Hoover smirked, actually smirked, which I considered amazing given the circumstances.

“Do you expect me to confess?” she asked. “Is that why you brought McKenzie in here, so he could hear my confession? You’re so stupid, Ella. Stupid little Barbie doll with a plastic head. It doesn’t matter what I say. Don’t you get it? You can’t use what I say against me. You have guns—”

“Gun,” I said. “Singular.”

“I’ll claim duress. You forced the confession from me. You’ll never be able to use it in court.”

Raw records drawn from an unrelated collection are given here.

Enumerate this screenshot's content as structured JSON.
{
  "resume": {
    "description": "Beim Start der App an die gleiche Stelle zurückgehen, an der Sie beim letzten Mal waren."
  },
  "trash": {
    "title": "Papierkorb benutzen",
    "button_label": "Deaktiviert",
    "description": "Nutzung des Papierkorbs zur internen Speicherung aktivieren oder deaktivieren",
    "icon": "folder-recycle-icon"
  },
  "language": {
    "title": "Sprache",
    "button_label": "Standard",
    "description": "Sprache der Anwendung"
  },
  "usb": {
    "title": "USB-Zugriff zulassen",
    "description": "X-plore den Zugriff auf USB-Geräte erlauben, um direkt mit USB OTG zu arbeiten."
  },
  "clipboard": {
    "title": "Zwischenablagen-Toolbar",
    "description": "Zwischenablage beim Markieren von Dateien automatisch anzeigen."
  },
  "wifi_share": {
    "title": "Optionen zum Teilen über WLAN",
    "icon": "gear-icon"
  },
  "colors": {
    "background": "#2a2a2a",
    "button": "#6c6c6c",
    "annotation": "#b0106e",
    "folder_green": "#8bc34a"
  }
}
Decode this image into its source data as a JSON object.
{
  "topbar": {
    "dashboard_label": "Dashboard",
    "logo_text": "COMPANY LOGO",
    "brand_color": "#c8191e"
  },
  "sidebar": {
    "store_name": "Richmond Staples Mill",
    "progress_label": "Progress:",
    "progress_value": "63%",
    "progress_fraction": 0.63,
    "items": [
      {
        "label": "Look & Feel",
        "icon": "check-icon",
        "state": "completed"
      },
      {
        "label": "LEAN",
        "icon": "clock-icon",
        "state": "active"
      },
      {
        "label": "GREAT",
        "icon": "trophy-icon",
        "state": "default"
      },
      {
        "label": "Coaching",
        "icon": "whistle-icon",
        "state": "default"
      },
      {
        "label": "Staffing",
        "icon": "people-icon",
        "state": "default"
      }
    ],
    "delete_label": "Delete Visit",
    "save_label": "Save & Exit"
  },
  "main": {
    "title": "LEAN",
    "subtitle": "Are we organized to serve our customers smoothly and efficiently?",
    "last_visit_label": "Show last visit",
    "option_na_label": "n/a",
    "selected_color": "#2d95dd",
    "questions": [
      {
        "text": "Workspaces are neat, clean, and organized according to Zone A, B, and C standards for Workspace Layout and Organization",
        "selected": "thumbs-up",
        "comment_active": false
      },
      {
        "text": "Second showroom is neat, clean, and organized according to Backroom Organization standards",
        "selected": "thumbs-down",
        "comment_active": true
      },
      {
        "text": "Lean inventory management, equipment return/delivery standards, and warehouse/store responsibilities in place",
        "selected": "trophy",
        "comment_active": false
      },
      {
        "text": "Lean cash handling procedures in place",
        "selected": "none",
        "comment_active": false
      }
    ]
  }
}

“Lady, look around. We’re not in court.”

“That stupid boy. That stupid, stupid boy. He came to my open house in Highland Park with that stupid, stupid gun. He wanted me to confess, too. I told him that anyone could walk in at any time. I told him to wait for me in his car. And he did, too, that stupid, stupid boy. I took a knife out of the kitchen and sat in the car and talked until he relaxed and then I stabbed him. Is that what you wanted to hear, El? How I killed that stupid, stupid boy? Afterward, I shoved him over on the seat and drove his car to the ice arena. I walked the two blocks back to the house, washed off the knife, put it away, and drove home. I slept like a baby, El. Happy?”

El brought the gun up. I had no doubt that finally, she was going to use it.

I stepped in close, grabbed the Beretta by the muzzle, and yanked upward. The gun went off. A single bullet bore into the ceiling above us.